PERC identified drainline transport as its first research project when it was formed in 2009 to develop research projects that support the development of water efficiency and sustainable plumbing products, systems, and practices. PERC’s six member organizations are represented by Clifton of ICC; Mary Ann Dickinson, Alliance for Water Efficiency; Billy Smith, American Society of Plumbing Engineers, Peter DeMarco, International Association of Plumbing and Mechanical Officials; Gerry Kennedy, Plumbing-Heating-Cooling Contractors National Association; and Barbara C. Higgens, Plumbing Manufacturers International.

The PERC Phase 2 report addresses several important areas of study that were not included in the Phase 1 effort. Importantly, the study evaluates the potential for a sanitary pipe size reduction to improve drainline transport characteristics and help to facilitate further flow reductions in plumbing fixtures. Like the Phase 1 report, the study applies to commercial building drains as they present the greatest risk for chronic blockages resulting from water flow reductions.

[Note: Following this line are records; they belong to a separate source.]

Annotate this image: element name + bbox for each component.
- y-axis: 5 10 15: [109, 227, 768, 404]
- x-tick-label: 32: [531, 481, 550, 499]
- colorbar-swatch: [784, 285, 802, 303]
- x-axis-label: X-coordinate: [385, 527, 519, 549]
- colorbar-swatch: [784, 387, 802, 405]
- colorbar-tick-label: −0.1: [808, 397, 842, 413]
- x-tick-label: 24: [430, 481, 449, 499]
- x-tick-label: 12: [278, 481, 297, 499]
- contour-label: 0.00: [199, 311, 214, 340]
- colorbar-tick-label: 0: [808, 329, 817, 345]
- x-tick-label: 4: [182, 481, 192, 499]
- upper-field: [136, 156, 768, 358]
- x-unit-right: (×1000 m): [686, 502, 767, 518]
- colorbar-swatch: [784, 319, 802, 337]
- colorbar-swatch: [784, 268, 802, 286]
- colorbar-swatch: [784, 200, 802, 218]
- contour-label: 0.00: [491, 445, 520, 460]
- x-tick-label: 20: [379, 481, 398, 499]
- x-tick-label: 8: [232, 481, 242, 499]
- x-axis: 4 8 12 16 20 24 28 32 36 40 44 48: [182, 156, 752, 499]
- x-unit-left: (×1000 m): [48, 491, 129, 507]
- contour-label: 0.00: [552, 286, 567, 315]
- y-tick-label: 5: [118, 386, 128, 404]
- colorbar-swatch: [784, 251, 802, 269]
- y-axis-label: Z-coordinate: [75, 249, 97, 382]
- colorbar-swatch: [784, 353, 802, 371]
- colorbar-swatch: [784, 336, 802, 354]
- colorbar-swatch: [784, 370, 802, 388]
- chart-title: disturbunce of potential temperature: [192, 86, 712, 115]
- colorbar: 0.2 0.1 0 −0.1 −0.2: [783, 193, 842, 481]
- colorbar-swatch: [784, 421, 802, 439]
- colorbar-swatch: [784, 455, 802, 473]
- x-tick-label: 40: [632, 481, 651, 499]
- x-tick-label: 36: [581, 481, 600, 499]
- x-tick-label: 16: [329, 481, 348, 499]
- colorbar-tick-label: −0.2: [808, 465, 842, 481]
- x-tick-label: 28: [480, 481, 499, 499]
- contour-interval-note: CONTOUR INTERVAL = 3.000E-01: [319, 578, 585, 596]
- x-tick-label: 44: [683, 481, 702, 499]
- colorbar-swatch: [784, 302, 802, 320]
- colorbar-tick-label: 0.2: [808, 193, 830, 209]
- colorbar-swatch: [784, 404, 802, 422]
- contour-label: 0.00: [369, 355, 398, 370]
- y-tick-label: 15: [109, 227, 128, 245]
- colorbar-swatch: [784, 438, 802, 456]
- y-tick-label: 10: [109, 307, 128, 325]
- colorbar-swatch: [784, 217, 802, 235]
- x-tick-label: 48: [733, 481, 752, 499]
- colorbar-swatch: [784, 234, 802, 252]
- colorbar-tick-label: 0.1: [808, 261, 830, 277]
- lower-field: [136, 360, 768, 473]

The PERC Phase 1 study was both informative and influential. In 2013, the U.S. EPA cited the report’s findings that high efficiency toilets (HETs) flushing at a maximum of 1.28 gallons per flush provided satisfactory drainline transport as justification to move forward with a WaterSense specification for commercial HETs and flushometer-valves.

PERC plans to publish a supplemental report, PERC Phase 2.1, in early 2016. The supplemental report will provide a preliminary investigation on the impact of dual flush toilet discharges and slope deviations on drainline transport efficacy.